Better to err on the side of caution and just use cookies, sometimes along with IP, rather than accidentally block readers. Paywalls are necessarily leaky.
So What Should They Do?
This is a tough one.
It’s tough because it puts the limitations of technology up against corporate culture and profits.
What this does is really call up the need for reflection on how the papers profit from their content, and to me it’s an all-or-nothing proposition.
One option is for the papers go all-in and make certain articles, sections, features, etc. fully pay-only. That means having to log in to access them, otherwise it’s an excerpt, or some sort of teaser, to the general hoi poloi.
Another, more Zuckerbergian option is to offer access in exchange for personal information. I’m not necessarily averse to this, but it also requires a content lock-down of some sort.
The current paywall solution is somewhere just above both of these, being easily circumventable but still acting as a deterrent to the average web user.
I would gravitate towards the nothing end of the scale with a nag solution where on every X views of an article, the non-subscribed reader receives a temporary pop-over message suggesting that they subscribe. IP address on the server could be used to determine how often to do this — it seems unlikely that shared connections would all be connecting to the same content source, and even so, all it would produce is a nagging reminder that people really do like the content. It’d be sort of like a local rating system with an option to subscribe.
Beyond that, there could be a mild nag every time, for non-subscribed users. This starts to get close to being just plain old fashioned inline advertising, which would be the next solution before nothing at all (full, free access to everything).
Of course, since the papers have full control over their sites, there’s theoretically no limit on how inline advertising could be accomplished. There’s the always classy Toronto Sun wall-to-wall background…
…but if that’s not the newspaper’s style, I’m sure there are other and more elegant approaches.
Ultimately, the decision is whether or not to lock away content. Logins are reliable, which is why they’re so popular. Identifying users without them is inherently unreliable. Either content can be locked away completely, or it should be assumed to be open to everyone. The seemingly in-between paywall solution is actually in the second family by reasons which I’ve explained earlier.
Astute web developers will point out that other mechanisms are available to bypass some of these limitations: Flash shared objects, or persistent browser databases. While these are a step beyond simple cookies, both are easily deleted as part of most modern browers’ cache management. In other words, they’re not much better than anything mentioned so far.
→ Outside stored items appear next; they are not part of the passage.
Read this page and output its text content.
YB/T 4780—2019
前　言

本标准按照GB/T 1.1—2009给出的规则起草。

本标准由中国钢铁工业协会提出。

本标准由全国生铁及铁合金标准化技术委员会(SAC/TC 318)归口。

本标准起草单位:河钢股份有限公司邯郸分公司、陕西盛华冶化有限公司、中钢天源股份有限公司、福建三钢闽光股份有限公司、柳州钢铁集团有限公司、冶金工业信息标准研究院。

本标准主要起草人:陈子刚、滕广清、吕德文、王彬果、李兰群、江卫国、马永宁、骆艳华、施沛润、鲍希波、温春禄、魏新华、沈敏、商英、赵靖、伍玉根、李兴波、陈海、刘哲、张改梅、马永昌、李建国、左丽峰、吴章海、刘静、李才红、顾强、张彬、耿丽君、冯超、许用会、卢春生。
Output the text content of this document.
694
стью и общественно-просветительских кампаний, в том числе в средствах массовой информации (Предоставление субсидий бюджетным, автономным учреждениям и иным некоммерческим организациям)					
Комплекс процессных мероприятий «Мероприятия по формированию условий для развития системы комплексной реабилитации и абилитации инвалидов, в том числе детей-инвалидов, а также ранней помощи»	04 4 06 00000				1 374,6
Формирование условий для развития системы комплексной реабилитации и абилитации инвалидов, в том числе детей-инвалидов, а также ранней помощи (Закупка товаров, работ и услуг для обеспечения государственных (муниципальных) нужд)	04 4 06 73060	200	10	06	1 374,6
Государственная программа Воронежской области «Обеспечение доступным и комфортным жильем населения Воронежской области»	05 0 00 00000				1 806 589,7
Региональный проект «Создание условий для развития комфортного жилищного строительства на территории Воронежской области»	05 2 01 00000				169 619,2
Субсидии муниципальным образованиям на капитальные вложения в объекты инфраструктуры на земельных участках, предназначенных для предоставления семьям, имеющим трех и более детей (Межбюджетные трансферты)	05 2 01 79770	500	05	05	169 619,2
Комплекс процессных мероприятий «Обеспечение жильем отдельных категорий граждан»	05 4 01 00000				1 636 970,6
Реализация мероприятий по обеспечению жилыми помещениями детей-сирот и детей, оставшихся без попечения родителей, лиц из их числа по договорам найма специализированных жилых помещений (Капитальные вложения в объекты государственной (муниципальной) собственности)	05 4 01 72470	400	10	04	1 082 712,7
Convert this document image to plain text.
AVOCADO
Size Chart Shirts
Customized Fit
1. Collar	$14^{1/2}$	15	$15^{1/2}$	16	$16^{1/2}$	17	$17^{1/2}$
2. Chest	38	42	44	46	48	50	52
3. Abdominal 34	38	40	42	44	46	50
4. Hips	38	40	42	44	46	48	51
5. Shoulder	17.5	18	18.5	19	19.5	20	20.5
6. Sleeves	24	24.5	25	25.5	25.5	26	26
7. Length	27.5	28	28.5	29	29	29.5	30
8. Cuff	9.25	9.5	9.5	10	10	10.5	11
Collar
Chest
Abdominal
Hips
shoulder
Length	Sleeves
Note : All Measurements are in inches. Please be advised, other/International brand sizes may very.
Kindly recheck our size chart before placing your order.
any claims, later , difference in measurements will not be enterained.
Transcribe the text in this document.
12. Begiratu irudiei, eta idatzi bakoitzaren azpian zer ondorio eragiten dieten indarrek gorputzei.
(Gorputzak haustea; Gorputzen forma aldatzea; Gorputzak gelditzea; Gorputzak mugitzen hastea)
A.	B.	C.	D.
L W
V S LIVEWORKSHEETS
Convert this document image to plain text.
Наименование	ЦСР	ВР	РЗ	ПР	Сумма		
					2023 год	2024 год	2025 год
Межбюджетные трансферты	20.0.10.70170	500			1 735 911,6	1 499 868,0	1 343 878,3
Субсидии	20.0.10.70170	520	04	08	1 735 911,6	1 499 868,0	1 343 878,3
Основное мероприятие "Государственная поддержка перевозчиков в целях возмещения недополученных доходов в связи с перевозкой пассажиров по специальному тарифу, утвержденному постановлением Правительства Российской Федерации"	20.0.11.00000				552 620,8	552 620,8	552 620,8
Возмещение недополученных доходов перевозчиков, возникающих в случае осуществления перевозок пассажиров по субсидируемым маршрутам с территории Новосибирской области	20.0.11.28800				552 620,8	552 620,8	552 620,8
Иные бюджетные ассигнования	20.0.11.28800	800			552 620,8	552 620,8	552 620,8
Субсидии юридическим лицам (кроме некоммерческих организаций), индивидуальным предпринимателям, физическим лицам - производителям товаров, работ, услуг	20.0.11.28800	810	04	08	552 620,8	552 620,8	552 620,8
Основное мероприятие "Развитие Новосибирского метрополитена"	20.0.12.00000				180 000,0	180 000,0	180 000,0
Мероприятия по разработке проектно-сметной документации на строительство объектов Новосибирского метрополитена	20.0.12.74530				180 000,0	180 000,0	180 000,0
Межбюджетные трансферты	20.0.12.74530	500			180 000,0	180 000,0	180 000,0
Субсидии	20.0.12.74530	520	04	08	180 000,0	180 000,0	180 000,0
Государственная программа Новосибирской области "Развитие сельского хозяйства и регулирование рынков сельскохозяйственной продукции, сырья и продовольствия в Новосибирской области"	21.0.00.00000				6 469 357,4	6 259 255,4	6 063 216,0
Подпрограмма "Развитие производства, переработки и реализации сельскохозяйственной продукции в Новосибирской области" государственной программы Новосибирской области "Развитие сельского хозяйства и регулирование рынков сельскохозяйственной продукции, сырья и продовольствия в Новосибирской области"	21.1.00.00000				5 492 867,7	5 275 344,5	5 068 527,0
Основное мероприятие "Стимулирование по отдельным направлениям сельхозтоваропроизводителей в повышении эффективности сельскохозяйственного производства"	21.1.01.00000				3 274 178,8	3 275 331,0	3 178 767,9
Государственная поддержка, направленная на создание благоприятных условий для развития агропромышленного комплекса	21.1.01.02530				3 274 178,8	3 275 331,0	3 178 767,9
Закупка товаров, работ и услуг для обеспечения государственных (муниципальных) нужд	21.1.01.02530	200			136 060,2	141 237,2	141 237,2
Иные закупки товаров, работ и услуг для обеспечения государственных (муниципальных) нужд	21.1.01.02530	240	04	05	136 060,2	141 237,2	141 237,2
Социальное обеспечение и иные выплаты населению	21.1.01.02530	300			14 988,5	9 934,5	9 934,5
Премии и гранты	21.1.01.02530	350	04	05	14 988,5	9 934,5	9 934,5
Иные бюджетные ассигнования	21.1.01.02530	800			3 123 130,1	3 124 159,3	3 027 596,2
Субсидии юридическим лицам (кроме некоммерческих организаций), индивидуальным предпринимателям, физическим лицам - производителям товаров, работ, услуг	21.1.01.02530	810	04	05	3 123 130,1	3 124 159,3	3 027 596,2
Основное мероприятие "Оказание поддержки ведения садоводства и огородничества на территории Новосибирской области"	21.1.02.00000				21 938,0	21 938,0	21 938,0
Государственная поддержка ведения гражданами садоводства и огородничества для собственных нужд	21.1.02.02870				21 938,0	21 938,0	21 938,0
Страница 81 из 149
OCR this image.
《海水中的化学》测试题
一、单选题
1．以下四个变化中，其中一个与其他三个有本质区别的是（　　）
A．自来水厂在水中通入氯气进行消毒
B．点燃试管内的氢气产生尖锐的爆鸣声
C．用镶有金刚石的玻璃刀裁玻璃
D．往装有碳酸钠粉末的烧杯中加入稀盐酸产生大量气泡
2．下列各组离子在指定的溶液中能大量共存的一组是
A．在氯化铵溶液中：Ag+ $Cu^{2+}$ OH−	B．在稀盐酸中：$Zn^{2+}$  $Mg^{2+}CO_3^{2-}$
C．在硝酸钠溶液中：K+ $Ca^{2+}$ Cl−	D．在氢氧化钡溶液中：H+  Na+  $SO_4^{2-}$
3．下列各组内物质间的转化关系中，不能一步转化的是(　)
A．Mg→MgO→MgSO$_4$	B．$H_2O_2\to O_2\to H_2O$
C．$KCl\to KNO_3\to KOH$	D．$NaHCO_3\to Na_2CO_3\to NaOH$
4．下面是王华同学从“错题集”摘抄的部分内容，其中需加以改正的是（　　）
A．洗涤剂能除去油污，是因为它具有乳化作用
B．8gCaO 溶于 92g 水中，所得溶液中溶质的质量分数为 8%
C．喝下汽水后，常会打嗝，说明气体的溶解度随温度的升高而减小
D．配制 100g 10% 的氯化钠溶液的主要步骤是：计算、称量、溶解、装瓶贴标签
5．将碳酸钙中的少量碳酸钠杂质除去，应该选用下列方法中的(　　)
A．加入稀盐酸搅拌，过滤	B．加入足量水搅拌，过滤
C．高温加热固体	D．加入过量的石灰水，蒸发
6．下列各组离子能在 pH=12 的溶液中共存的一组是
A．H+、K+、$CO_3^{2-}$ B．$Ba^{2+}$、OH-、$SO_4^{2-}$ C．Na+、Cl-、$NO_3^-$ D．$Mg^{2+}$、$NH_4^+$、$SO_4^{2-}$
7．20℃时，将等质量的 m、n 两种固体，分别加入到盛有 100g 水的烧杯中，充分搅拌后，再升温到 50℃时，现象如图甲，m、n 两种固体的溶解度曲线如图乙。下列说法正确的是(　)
Browsers impose these limits to provide a level of privacy protection, and without requiring readers to manually enter additional information like a username and password, it’s tough if not impossible to pinpoint an individual human being. Without this exactness, any paywall or content blocking system is bound to be flimsy. The solution, at least at the present time, won’t involve technology; it’ll require high-level decisions about what will be locked away from the general public and what won’t.